19.08.2016
Die Bundeswehr im Innern ist und bleibt illegal
Ulrich Sander, Bundessprecher der VVN-BdA, erklärt zu den Plänen, die Bundeswehr im Innern einzusetzen
Kapitel 8.1 des
„Weißbuchs“ von Regierung und Bundeswehr verlangt
unter der Überschrift „Einsatz und Leistungen der Bundeswehr
im Innern“ den Bundeswehreinsatz im Innern. Man verlässt
sich darauf, dass das BVerG keine Einwände erhebt.

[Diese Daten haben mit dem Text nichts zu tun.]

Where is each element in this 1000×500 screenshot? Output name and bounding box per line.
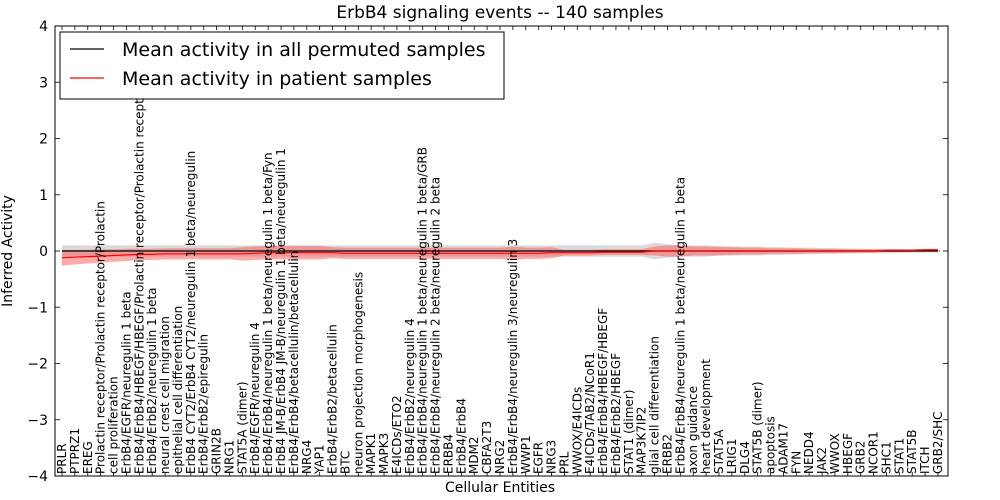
x-tick-label: heart development (699, 359, 713, 474)
x-tick-label: NRG2 (493, 440, 507, 474)
x-tick-label: STAT5B (dimer) (751, 381, 765, 474)
x-tick-label: ErbB4/ErbB4/HBEGF/HBEGF/Prolactin recept… (132, 31, 146, 474)
y-tick-label: −1 (27, 300, 48, 316)
x-tick-label: neuron projection morphogenesis (351, 272, 365, 474)
legend: Mean activity in all permuted samples Me… (59, 31, 505, 100)
x-tick-label: ErbB4/ErbB2/betacellulin (326, 324, 340, 474)
x-tick-label: E4ICDs/ETO2 (390, 395, 404, 474)
x-tick-label: CBFA2T3 (480, 421, 494, 474)
x-tick-label: ErbB4/ErbB4/neuregulin 2 beta/neuregulin… (429, 177, 443, 474)
x-tick-label: PRL (557, 451, 571, 474)
x-tick-label: BTC (338, 451, 352, 474)
x-tick-label: NCOR1 (867, 431, 881, 474)
y-axis: 4 3 2 1 0 −1 −2 −3 −4 (27, 19, 948, 485)
y-tick-label: 4 (39, 19, 48, 35)
y-tick-label: 2 (39, 132, 48, 148)
x-tick-label: apoptosis (764, 416, 778, 474)
x-tick-label: NRG1 (223, 440, 237, 474)
x-tick-label: cell proliferation (107, 376, 121, 474)
x-tick-label: STAT5B (905, 430, 919, 475)
x-tick-label: ErbB4/ErbB2/neuregulin 1 beta (145, 287, 159, 474)
x-tick-label: ErbB4/ErbB4/neuregulin 1 beta/neuregulin… (416, 147, 430, 474)
x-tick-label: WWOX (828, 433, 842, 474)
x-tick-label: ErbB4/ErbB4/neuregulin 1 beta/neuregulin… (673, 177, 687, 474)
x-tick-label: MAP3K7IP2 (635, 407, 649, 474)
x-tick-label: STAT1 (892, 438, 906, 474)
x-tick-label: JAK2 (815, 447, 829, 475)
x-tick-label: epithelial cell differentiation (171, 306, 185, 474)
x-tick-label: HBEGF (841, 433, 855, 474)
x-tick-label: WWOX/E4ICDs (570, 387, 584, 474)
x-tick-label: ErbB4/ErbB2/neuregulin 4 (403, 318, 417, 474)
x-tick-label: ErbB4/ErbB2/HBEGF (609, 353, 623, 474)
x-tick-label: STAT5A (dimer) (235, 381, 249, 474)
y-axis-label: Inferred Activity (0, 195, 16, 307)
x-tick-label: PTPRZ1 (68, 428, 82, 474)
legend-label-permuted: Mean activity in all permuted samples (122, 39, 485, 61)
x-tick-label: ERBB4 (442, 434, 456, 474)
x-tick-label: FYN (789, 451, 803, 474)
x-tick-label: ErbB4/ErbB4/neuregulin 3/neuregulin 3 (506, 239, 520, 474)
x-tick-label: ErbB4/EGFR/neuregulin 1 beta (119, 291, 133, 474)
y-tick-label: 0 (39, 244, 48, 260)
x-tick-label: GRB2/SHC (931, 411, 945, 474)
x-tick-label: Prolactin receptor/Prolactin receptor/Pr… (94, 201, 108, 474)
x-tick-label: YAP1 (313, 445, 327, 475)
x-tick-label: STAT5A (712, 429, 726, 474)
x-tick-label: GRB2 (854, 440, 868, 474)
x-tick-label: ERBB2 (661, 434, 675, 474)
x-tick-label: ErbB4/ErbB4/HBEGF/HBEGF (596, 308, 610, 474)
x-tick-label: GRIN2B (210, 428, 224, 474)
x-tick-label: ErbB4 CYT2/ErbB4 CYT2/neuregulin 1 beta/… (184, 151, 198, 474)
chart-title: ErbB4 signaling events -- 140 samples (336, 3, 663, 23)
legend-label-patient: Mean activity in patient samples (122, 68, 432, 90)
series-lines (61, 249, 938, 259)
x-tick-label: STAT1 (dimer) (622, 390, 636, 474)
x-axis-label: Cellular Entities (445, 480, 555, 496)
x-tick-label: glial cell differentiation (648, 336, 662, 474)
x-tick-label: E4ICDs/TAB2/NCoR1 (583, 352, 597, 474)
x-tick-label: neural crest cell migration (158, 316, 172, 474)
x-tick-label: MDM2 (467, 436, 481, 474)
y-tick-label: 3 (39, 75, 48, 91)
x-tick-label: NRG3 (545, 440, 559, 474)
x-tick-label: EGFR (532, 442, 546, 474)
x-tick-label: ErbB4/ErbB4 (454, 398, 468, 474)
y-tick-label: −3 (27, 413, 48, 429)
x-tick-label: ErbB4/EGFR/neuregulin 4 (248, 322, 262, 474)
plot-frame (54, 25, 949, 477)
line-series-1 (61, 249, 938, 259)
y-tick-label: 1 (39, 188, 48, 204)
x-tick-label: NEDD4 (802, 431, 816, 474)
x-tick-label: MAPK1 (364, 433, 378, 474)
x-tick-label: WWP1 (519, 435, 533, 474)
x-tick-label: axon guidance (686, 386, 700, 474)
x-tick-label: ErbB4/ErbB4/betacellulin/betacellulin (287, 251, 301, 474)
x-tick-label: MAPK3 (377, 433, 391, 474)
x-tick-label: LRIG1 (725, 439, 739, 475)
x-tick-label: DLG4 (738, 441, 752, 474)
y-tick-label: −2 (27, 357, 48, 373)
x-tick-label: NRG4 (300, 440, 314, 474)
x-tick-label: ErbB4/ErbB2/epiregulin (197, 334, 211, 474)
legend-box (59, 31, 505, 100)
x-tick-label: ErbB4/ErbB4/neuregulin 1 beta/neuregulin… (261, 152, 275, 474)
x-tick-label: ErbB4 JM-B/ErbB4 JM-B/neuregulin 1 beta/… (274, 148, 288, 474)
x-tick-label: ADAM17 (776, 423, 790, 474)
x-tick-label: SHC1 (880, 441, 894, 474)
x-tick-label: ITCH (918, 446, 932, 474)
x-tick-label: EREG (81, 441, 95, 474)
y-tick-label: −4 (27, 469, 48, 485)
x-tick-label: PRLR (55, 443, 69, 474)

Denn in seinem Urteil aus dem Jahre 2012 hat das
Bundesverfassungsgericht das Grundgesetz bereits uminterpretiert, um
Einsätze bei „katastrophischen“ Ausmaßen
zuzulassen, wenn die Kanzlerin zustimmt. Das Grundgesetz wurde
verändert, ohne den Wortlaut zu ändern; das ist illegal.
Allerdings bleibt es auch nach dem Urteil bei vielen
Einschränkungen, zum Beispiel beim Verbot
„terrorverdächtige“ Flugzeuge abzuschießen.

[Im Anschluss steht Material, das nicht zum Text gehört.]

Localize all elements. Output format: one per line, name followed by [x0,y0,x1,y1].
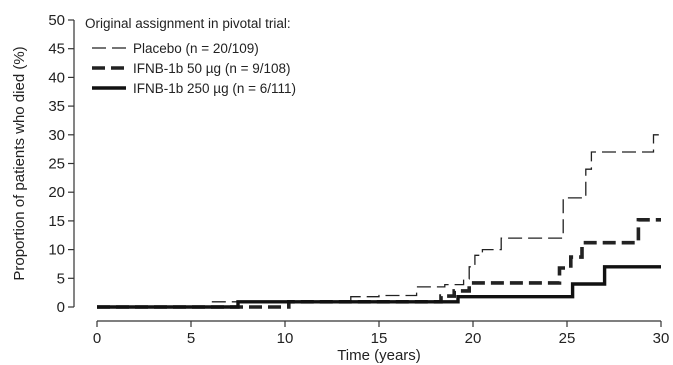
y-tick-label: 15 [48,213,65,230]
y-tick-label: 35 [48,98,65,115]
legend: Original assignment in pivotal trial: Pla… [85,16,296,96]
y-tick-label: 40 [48,69,65,86]
x-tick-label: 20 [465,330,482,347]
y-tick-label: 45 [48,41,65,58]
y-tick-label: 20 [48,184,65,201]
legend-label-0: Placebo (n = 20/109) [133,41,259,56]
x-tick-label: 30 [653,330,670,347]
y-axis-title: Proportion of patients who died (%) [11,46,28,280]
x-axis-title: Time (years) [337,347,421,364]
y-tick-label: 0 [57,299,65,316]
series-layer [97,134,661,309]
y-tick-label: 30 [48,127,65,144]
series-line-1 [97,218,661,309]
series-line-0 [97,134,661,308]
legend-label-2: IFNB-1b 250 µg (n = 6/111) [133,81,296,96]
y-tick-label: 25 [48,156,65,173]
y-tick-label: 50 [48,12,65,29]
y-tick-label: 10 [48,242,65,259]
x-tick-label: 10 [277,330,294,347]
x-tick-label: 5 [187,330,195,347]
x-tick-label: 15 [371,330,388,347]
y-tick-label: 5 [57,270,65,287]
legend-title: Original assignment in pivotal trial: [85,16,291,31]
series-line-2 [97,265,661,309]
x-tick-label: 0 [93,330,101,347]
x-tick-label: 25 [559,330,576,347]
legend-label-1: IFNB-1b 50 µg (n = 9/108) [133,61,291,76]
x-axis: 0 5 10 15 20 25 30 [93,320,670,347]
y-axis: 0 5 10 15 20 25 30 35 40 45 50 [48,12,75,316]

(Aktenzeichen des BVerG PBvU 1/11 vom 3.7.2012)
Jetzt heißt es im Weißbuch zum
Bundeswehreinsatz im Inneren: „Das Vorliegen eines besonders
schweren Unglücksfalls kommt auch bei terroristischen
Großlagen in Betracht.“ In einem solchen Fall soll die
Bundeswehr im Inneren eingesetzt werden. Als Beispiel dient der
Amoklauf von München. Der kam wie ein „Geschenk
Gottes“ (frei nach AfD zur Flüchtlingsfrage und Erdogan zum
Putsch). Es sollen nun „Einsatzszenarien“ geübt
werden. Große Übungen von Bundeswehr und Polizei hat es aber
schon gegeben. Soll nun vorsichtshalber nach einer legalen Grundlage
dafür gesucht werden oder werden neue noch abenteuerlichere
Maßnahmen vorbereitet, deren Verstoß gegen die Trennung von
Streitkräften und Polizei noch weit offensichtlicher wäre?
Dafür baut die Bundeswehr lt. Weißbuch den
Reservistendienst aus „und hält ihn attraktiv.“ Weiter
geht’s um „Fähigkeiten“ der Reservisten
„auch in Einsätzen“. Reservisten bewegen sich dabei im
(wieder eine neues Wort) „Missionsspektrum der Bundeswehr im In-
und Ausland“. Zugleich seien sie Multiplikatoren und
Mittler in die Gesellschaft hinein. Und in die Wirtschaft –
zu beiderseitigem Nutzen. Der Reservist bis zum Alter von 60 Jahren!
muss ja auch eine Arbeitsplatzgarantie haben. An dieser Einsicht
mangelt es aber noch in den Führungszentren.
Neben der Fortschreibung und Zuspitzung bisheriger
aggressiver Konzepte von NATO und Bundeswehr gibt es im Weißbuch
auch neues: Die Abwehr des Cyberkrieges. Dafür wird eine ganz neue
Waffengattung neben Heer, Marine und Luftwaffe geschaffen. Erstmals aus
strategischer Sicht werden der Krieg im Cyberraum und die Einbettung
der neuen Waffengattung der Cyber-Krieger in der Bundeswehr
beschrieben. Konstatiert wird, dass die „Gefahr der
unkontrollierten Eskalation aufgrund eines Cybervorfalls“
besonders groß sei. Als Grund dafür wird eine
„cyberinhärenten Attributionsproblematik“
aufgeführt. Ihr soll „präventiv durch Vertrauensbildung
und Konfliktlösungsmechanismen“ entgegengewirkt werden.
Cyber-Krieger beteiligen sich letztlich an der großflächigen
Überwachung der Bevölkerung mit modernsten elektronischen
Mitteln, und sie sind in der Lage, alles, was sie dem Gegner
unterstellen, selbst offensiv anzuwenden – bis zur Lahmlegung
ganzer Infrastrukturen. Dafür wird in Kalkar am Niederrhein die
Luftkraftzentrale ausgebaut, die bemannte und unbemannte
Waffenträger bis zum Ural lenken kann.